Our days begin early around here—5:30 AM. We rise before the sun and we move about as often as the shadow on a sundial. There is always somewhere to be and something to do! We run the Obstacle Course (OC) and eat breakfast quickly before sitting down for 30 minutes of personal devotions. Then it is off to classes, classes and more classes!
Since our field project is mainly construction, we attend two construction classes daily. Our team can lay some mean bricks! In block laying, which is our one class that never changes, we are working up to more complicated structures. Day one was instruction on maintaining the mortar along with basic skills. Yesterday, day 3, we were laying whole rows. Our team works well together, has a good attitude for learning and goes about these classes in high spirits. Our other construction class is always changing. So far, we have learned how to tie steel, build trusses and make a layout.
Equally important, is our phonics class. This is where we learn how to teach English in an engaging and simple way. This class is particularly important because the tribe we are going to be ministering to in Malawi, the Tumbuka tribe, highly value education.

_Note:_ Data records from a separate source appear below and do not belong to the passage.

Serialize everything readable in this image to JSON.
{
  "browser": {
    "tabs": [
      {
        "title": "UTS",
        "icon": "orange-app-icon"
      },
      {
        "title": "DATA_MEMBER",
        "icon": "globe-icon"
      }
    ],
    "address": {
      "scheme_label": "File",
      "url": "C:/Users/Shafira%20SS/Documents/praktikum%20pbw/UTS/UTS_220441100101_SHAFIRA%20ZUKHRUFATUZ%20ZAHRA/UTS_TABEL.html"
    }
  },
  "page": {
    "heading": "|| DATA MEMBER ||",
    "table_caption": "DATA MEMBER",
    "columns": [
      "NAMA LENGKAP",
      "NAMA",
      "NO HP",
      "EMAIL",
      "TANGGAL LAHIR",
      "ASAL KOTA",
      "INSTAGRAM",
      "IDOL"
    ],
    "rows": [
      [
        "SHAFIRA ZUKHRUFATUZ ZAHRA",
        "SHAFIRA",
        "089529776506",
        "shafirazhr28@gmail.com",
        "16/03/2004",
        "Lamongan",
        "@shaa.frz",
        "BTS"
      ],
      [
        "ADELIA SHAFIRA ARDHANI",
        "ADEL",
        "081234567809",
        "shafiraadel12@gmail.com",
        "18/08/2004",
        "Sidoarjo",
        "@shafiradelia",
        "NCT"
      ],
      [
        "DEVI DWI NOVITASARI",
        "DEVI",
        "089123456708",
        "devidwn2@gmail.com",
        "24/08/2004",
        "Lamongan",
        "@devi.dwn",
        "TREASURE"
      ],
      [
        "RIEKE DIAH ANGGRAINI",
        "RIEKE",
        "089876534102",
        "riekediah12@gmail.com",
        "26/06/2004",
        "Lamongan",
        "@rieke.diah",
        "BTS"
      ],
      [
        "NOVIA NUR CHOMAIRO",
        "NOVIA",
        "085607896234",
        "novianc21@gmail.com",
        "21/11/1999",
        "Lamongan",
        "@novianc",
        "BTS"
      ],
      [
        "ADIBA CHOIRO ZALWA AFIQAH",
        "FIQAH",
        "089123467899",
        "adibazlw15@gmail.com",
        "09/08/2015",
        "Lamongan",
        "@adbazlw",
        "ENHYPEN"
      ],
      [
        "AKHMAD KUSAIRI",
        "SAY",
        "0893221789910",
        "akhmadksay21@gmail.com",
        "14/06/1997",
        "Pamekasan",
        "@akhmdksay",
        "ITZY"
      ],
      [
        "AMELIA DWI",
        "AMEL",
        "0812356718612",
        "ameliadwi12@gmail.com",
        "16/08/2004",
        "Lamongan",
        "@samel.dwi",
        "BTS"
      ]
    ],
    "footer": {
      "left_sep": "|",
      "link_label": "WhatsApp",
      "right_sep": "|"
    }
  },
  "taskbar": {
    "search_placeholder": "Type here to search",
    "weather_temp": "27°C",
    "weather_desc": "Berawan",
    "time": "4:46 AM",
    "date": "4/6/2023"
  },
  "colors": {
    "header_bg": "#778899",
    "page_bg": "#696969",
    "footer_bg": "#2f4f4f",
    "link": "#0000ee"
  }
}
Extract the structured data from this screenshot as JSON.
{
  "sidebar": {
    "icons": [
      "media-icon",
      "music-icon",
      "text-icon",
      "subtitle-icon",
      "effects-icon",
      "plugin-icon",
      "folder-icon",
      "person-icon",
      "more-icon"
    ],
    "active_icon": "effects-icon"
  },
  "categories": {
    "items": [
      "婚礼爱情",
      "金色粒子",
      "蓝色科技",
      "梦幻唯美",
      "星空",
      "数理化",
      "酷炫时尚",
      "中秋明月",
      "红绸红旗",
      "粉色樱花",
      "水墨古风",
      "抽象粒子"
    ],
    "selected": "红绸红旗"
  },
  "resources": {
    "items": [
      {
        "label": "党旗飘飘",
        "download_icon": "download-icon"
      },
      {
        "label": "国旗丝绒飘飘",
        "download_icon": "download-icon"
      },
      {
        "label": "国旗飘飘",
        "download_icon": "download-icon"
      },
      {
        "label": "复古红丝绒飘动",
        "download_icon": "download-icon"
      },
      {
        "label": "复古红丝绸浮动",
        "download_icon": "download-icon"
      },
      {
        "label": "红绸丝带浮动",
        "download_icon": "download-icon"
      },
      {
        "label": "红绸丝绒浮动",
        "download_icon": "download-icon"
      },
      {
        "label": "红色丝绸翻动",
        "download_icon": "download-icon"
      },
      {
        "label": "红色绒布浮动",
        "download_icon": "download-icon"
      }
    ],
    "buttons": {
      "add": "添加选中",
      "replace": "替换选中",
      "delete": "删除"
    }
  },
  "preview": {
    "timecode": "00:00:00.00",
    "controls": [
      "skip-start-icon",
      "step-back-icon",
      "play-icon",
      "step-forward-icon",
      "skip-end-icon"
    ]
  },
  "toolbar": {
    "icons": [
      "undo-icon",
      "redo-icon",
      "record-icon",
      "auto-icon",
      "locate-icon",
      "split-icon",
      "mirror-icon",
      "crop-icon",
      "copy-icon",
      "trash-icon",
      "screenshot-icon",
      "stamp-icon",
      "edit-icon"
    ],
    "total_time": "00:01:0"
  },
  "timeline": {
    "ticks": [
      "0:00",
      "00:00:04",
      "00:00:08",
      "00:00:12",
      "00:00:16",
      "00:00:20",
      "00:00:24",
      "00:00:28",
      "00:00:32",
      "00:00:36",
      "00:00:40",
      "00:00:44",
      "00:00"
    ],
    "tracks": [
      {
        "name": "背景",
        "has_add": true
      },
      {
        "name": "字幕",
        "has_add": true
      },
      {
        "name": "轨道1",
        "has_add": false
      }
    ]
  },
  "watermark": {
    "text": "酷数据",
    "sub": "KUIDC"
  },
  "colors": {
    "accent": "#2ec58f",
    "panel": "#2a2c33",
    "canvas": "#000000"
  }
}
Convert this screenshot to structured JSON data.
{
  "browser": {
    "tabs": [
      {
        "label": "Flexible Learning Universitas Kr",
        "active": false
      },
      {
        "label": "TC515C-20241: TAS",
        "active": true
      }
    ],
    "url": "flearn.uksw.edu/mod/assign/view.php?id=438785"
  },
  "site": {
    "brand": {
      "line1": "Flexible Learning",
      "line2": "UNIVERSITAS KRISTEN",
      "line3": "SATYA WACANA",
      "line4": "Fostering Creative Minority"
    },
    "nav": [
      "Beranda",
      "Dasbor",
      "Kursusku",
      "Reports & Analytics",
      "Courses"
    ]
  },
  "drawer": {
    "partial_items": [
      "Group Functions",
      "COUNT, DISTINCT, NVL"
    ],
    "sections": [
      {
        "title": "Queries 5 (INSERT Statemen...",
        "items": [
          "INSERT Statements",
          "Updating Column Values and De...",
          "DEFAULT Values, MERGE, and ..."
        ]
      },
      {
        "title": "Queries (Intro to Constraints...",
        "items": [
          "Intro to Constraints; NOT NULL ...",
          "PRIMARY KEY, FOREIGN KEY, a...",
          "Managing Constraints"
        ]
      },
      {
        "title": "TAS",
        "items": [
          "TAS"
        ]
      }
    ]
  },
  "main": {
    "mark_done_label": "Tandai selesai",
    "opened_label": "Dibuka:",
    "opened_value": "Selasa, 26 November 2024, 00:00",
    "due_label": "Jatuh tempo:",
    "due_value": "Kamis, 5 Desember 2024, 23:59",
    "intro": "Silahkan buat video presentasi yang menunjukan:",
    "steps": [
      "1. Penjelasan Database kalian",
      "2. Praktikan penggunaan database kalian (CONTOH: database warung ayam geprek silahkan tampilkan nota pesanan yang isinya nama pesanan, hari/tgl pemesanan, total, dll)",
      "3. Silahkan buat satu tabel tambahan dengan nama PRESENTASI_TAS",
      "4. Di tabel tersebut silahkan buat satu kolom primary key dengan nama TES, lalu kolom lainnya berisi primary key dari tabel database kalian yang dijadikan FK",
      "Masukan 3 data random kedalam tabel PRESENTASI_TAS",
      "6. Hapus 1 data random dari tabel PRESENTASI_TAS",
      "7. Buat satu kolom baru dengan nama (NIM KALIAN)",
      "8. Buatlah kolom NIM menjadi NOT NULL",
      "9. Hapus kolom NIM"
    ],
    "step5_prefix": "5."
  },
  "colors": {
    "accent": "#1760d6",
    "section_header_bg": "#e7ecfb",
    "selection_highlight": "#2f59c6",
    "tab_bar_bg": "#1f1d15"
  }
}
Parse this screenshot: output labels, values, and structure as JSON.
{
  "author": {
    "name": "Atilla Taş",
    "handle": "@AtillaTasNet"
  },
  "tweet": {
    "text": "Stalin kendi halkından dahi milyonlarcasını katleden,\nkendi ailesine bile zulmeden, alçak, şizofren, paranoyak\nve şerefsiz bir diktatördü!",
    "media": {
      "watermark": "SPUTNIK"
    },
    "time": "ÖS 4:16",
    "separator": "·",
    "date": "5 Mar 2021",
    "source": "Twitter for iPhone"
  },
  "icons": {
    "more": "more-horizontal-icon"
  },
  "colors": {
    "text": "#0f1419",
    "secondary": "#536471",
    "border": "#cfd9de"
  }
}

They want to learn and we want to be ready to teach them!
The weather has been very “un-Boot Camp like”. The days have mostly been sunny and the nights have been cool. We have even crawled into our sleeping bags once or twice!
Thank you for your prayers!
Sierra Avila – “Although Boot Camp has brought me to tears. I am hopeful, that with God’s help, I will live! I’m so excited for the work we will be doing in Malawi and that we will be able to serve the Lord in such an amazing way!”
Tonie Jo Schankweiler – “I haven’t been at Boot Camp long, but I’ve been here long enough to know that it requires endurance and a lot of prayer. Although the tasks seem impossible, I know that we will make it. I daily remind myself that Boot Camp’s purpose is to strengthen the teams that will will be sharing the Gospel of Christ. I simply can not wait to see how God works in Malawi. I certainly hope to witness and touch lives, but I have a feeling that the people of Malawi will forever touch my life.”